By merging, the organizations “will be building a new economic model for responsible journalism,” Beacon editor Margaret Freivogel wrote in September. “That effort can make St. Louis a national leader in the reinvigoration of local news.”
“A vigorous, powerful, forward-looking news organization can light the path to a better St. Louis and lead the way nationally in reinventing journalism as a trusted partner in a better democracy,” reads the vision statement developed by Freivogel and Tim Eby, the general manager of St. Louis Public Radio, along with Florida-based media consultant Coats2Coats.
The public media world is not always known for visions of grandeur and entrepreneurial spirit, but count this as one more sign that the landscape has changed.
Last year, the leaders of these two public service-minded organizations, which have partnered on various projects in recent years, decided that they could benefit by permanently joining forces. The Beacon, a small startup with 14 reporters on staff, wanted access to the station’s broadcasting capacity and large donor base; St. Louis Public Radio (90.7 KWMU FM), a 41-year-old operation with some 17 news and content producers, sought to expand its local coverage. If the deal goes through as expected, the Beacon’s Freivogel will hold the title of executive editor, while KWMU’s Eby will be director/general manager. (The proposed new entity itself does not have a name yet.)
This merger is part of a wave of similar endeavors across the country. Though some recent efforts have stalled, the last year has seen a wave of aggressive moves toward consolidation, collaboration, and expansion in public media. This summer, a report by American University’s J-Lab looked at nine case studies from across the country in which public broadcasters were “beefing up”—either through mergers as in St. Louis, cooperatives and partnerships, or by “adding reporting firepower.”
St. Louis is unique among these, J-Lab executive director Jan Schaffer told me in an email, because “it not only merges two organizations, it merges two full-blown existing newsrooms. I don’t believe this has ever been done before in public radio….
“I can’t say it will be the largest public radio newsroom in the country,” Schaffer added, but with a combined newsroom expected to contain nearly 40 staffers, “there will be some serious news chops here.”
From rear guard to vanguard?
More than a year in the making, the merger could be completed by the new year. The University of Missouri Board of Curators, which has final say over the move because St.

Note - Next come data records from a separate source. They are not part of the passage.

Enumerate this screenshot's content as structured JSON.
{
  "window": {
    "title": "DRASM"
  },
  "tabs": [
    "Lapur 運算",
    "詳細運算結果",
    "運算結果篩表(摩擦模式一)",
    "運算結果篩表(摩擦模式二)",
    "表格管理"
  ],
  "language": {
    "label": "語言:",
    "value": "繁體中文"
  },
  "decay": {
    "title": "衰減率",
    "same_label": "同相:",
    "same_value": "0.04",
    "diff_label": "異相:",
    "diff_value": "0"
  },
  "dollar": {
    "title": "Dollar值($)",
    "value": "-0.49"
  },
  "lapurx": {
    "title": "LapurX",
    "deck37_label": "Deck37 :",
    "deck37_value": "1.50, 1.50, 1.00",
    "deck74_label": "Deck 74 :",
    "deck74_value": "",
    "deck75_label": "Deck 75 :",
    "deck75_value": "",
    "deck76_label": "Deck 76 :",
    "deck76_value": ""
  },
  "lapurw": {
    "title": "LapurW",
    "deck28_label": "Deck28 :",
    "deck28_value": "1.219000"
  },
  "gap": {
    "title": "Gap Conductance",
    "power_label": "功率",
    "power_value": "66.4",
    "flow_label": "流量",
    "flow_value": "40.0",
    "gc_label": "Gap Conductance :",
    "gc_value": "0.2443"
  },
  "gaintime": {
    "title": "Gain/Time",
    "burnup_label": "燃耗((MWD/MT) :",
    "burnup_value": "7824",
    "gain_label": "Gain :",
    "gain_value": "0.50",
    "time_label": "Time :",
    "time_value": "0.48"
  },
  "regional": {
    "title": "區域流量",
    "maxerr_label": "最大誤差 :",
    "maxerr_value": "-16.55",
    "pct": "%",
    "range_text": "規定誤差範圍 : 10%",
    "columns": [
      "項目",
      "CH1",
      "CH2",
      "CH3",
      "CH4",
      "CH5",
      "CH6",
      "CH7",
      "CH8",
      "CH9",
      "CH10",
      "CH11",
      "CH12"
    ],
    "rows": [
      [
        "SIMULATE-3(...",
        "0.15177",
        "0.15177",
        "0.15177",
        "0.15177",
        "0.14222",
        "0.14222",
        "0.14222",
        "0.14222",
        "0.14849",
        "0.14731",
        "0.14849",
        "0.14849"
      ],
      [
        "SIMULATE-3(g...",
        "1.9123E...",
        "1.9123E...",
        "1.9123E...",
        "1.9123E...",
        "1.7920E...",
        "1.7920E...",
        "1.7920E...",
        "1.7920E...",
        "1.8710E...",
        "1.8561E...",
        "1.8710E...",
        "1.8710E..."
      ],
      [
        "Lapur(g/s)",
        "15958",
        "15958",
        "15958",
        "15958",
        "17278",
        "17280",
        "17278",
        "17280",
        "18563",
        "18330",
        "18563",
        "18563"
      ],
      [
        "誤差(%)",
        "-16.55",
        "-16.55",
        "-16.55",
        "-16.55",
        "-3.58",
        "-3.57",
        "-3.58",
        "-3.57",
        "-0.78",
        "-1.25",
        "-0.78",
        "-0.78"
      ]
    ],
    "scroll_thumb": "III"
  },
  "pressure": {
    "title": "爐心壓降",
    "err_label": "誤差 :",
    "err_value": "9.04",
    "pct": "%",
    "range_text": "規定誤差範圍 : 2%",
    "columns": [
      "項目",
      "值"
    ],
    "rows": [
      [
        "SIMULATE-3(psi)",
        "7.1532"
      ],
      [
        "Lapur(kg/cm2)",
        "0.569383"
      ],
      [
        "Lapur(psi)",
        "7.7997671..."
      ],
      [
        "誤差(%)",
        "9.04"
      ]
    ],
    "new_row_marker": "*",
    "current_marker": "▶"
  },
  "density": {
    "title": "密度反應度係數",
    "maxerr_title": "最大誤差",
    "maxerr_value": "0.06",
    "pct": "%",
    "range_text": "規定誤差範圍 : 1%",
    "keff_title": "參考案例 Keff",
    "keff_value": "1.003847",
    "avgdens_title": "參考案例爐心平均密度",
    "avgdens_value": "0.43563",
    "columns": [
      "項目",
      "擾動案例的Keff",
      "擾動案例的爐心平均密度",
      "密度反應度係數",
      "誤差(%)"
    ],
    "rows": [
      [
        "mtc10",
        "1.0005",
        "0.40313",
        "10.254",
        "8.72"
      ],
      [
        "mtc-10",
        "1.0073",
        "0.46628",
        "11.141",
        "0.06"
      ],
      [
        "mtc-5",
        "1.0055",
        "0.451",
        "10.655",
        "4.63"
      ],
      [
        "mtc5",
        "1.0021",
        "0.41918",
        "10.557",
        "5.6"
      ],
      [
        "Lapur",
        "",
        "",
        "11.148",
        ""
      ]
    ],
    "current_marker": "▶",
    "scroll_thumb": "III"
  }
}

Louis Public Radio is connected to the university system, may sign off on the deal when it meets later this month.
Then comes the hard part: following through on that ambitious vision statement.
When Eby and Freivogel commissioned Coats2Coats last year to evaluate their organizations and help develop a merger strategy, they may not have been prepared for the frank assessment they received—particularly on the Web front.
According to the report released by the consultant in April, “Neither organization is even close to maximizing the digital experience for users. In fact, both are treating their websites as very flat, one-dimensional media rather than exploiting the possibilities for linking, for interaction, and for creating true multimedia experiences through audio, video, and data.”
This was a particularly surprising verdict for the Web-only Beacon, which has twice been nominated for “General Excellence in Online Journalism—Small” in the Online News Association awards. (Update: The Beacon has actually been nominated four times for general excellence, including twice in the “micro site” category.)
“Both Tim Eby and I went into an immediate depression when we read that report,” Freivogel told me.
The same report, however, said the post-merger news organization proposes to achieve “[n]ational leadership in journalistic innovation, with the capacity to simultaneously maintain a high level of quality and to experiment with the tools and forms of the future.”